Source of Support: None, Conflict of Interest: None
Background: In most ophthalmic surgeries, patients are conscious or semi-conscious, and hence, they may experience varying levels of anxiety during surgery. Objectives: The aim of this study was to evaluate the effects of an interdisciplinary supportive educational program on anxiety among patients undergoing cataract surgery (CS). Methods: This quasi-experimental study was carried out in February–August 2019 using a two-group pretest–posttest design.
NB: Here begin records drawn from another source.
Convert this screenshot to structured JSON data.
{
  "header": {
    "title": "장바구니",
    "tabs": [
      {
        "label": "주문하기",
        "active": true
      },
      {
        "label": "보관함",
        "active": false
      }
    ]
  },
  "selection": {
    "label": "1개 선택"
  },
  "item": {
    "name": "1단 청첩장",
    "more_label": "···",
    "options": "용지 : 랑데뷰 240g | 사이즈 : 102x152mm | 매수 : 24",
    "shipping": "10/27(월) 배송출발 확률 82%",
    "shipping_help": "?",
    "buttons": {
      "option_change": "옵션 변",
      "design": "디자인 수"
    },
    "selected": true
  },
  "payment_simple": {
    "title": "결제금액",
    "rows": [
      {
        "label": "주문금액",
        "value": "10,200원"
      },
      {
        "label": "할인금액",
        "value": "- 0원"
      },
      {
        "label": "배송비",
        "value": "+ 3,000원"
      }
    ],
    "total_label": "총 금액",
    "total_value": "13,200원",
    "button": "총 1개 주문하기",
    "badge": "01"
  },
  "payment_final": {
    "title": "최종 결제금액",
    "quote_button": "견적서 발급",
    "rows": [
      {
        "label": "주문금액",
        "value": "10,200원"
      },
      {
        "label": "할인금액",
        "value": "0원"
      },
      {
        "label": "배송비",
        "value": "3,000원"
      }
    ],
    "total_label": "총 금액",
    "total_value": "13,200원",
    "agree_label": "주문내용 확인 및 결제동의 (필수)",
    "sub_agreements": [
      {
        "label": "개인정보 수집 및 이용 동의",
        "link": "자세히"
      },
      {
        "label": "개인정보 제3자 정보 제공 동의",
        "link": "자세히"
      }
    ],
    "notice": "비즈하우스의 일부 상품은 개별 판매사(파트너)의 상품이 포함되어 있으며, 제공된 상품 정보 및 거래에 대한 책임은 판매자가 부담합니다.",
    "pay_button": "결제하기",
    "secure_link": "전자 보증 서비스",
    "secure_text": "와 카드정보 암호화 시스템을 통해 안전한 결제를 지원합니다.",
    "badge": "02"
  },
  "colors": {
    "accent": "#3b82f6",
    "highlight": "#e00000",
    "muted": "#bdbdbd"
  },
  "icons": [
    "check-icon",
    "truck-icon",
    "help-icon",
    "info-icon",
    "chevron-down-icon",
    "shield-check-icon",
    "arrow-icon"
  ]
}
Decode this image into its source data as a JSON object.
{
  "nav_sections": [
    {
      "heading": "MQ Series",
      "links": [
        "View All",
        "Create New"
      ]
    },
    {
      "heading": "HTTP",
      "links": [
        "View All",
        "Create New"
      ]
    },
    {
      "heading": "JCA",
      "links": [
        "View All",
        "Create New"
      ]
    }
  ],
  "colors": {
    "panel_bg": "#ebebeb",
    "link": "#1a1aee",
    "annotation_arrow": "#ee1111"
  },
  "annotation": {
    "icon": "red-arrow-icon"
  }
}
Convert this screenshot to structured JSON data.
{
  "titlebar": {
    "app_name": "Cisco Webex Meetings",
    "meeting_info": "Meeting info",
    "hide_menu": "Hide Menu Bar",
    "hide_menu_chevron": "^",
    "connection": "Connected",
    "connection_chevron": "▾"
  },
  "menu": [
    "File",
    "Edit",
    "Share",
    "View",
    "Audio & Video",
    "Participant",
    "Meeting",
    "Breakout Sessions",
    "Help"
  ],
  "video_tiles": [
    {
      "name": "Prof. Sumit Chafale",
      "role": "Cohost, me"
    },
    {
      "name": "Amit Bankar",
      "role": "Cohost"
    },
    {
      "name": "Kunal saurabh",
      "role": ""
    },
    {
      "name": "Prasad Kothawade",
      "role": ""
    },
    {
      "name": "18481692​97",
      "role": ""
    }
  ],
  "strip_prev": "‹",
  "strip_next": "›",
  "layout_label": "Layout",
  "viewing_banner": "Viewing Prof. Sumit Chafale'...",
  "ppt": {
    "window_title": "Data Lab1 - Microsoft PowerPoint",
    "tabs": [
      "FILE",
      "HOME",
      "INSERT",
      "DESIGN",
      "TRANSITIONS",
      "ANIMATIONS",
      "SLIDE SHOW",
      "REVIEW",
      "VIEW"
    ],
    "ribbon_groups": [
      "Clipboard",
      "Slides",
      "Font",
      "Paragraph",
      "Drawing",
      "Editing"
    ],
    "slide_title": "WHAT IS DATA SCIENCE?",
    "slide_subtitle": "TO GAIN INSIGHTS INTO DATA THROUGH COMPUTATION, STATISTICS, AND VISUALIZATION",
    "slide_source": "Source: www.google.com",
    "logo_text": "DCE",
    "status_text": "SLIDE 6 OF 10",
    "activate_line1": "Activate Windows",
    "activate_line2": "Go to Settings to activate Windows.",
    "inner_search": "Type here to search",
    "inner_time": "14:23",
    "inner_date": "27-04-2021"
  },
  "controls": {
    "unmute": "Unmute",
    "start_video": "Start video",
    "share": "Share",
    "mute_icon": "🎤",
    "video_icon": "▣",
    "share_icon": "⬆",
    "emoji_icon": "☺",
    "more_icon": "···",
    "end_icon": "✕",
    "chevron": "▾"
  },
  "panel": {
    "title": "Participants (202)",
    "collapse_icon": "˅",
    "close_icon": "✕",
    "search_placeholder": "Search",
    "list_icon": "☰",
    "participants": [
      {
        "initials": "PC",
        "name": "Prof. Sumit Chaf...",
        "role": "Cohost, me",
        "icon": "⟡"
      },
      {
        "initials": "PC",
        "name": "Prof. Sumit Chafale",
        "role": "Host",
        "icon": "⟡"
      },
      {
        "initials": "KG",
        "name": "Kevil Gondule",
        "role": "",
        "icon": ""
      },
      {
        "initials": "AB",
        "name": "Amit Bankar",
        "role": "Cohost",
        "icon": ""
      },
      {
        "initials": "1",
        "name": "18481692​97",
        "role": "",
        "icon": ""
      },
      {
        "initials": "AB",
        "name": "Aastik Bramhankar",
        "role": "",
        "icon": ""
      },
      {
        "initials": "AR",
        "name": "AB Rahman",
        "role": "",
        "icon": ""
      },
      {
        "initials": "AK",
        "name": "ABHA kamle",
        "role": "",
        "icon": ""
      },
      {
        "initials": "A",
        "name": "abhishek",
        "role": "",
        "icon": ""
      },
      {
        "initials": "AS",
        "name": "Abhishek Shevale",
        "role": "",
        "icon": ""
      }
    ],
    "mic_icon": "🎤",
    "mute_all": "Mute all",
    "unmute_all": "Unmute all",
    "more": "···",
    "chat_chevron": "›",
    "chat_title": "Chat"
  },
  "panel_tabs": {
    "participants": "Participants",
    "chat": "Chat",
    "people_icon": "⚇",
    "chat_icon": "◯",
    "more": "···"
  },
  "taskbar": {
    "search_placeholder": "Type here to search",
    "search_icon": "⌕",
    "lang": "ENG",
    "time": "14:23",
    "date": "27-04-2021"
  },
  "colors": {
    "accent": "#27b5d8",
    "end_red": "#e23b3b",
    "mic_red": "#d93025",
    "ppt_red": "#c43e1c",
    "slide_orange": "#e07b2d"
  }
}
Participants were 64 patients with cataract who were referred to Feiz Hospital, Isfahan, Iran, for undergoing CS. They were consecutively recruited and randomly assigned to either a control or an intervention group. Data were collected using a demographic questionnaire and Spielberger State-Trait Anxiety Inventory. Participants in the intervention group received an interdisciplinary supportive educational intervention, while their counterparts in the control group received routine care services. State anxiety and trait anxiety were assessed both on the sampling day and after regaining full postoperative consciousness. Data analysis was done via the independent and the paired samples t-, the Mann–Whitney U-, and the Chi-square tests. Results: There were no statistically significant differences between the intervention and the control groups respecting the pretest mean scores of state anxiety (35.25 ± 8.51 vs. 35.72 ± 9.43; P = 0.83) and trait anxiety (38.25 ± 7.002 vs. 39.16 ± 8.58; P = 0.64). However, there were statistically significant differences between the groups regarding the posttest mean scores of state anxiety (28.66 ± 10.39 vs. 34.84 ± 9.36; P = 0.02) and trait anxiety (31.76 ± 8.51 vs. 38.13 ± 10.29; P = 0.01). Conclusion: As a simple and inexpensive intervention, an interdisciplinary supportive and educational program through both face-to-face communication and telecommunication methods is effective in significantly reducing anxiety among patients undergoing CS.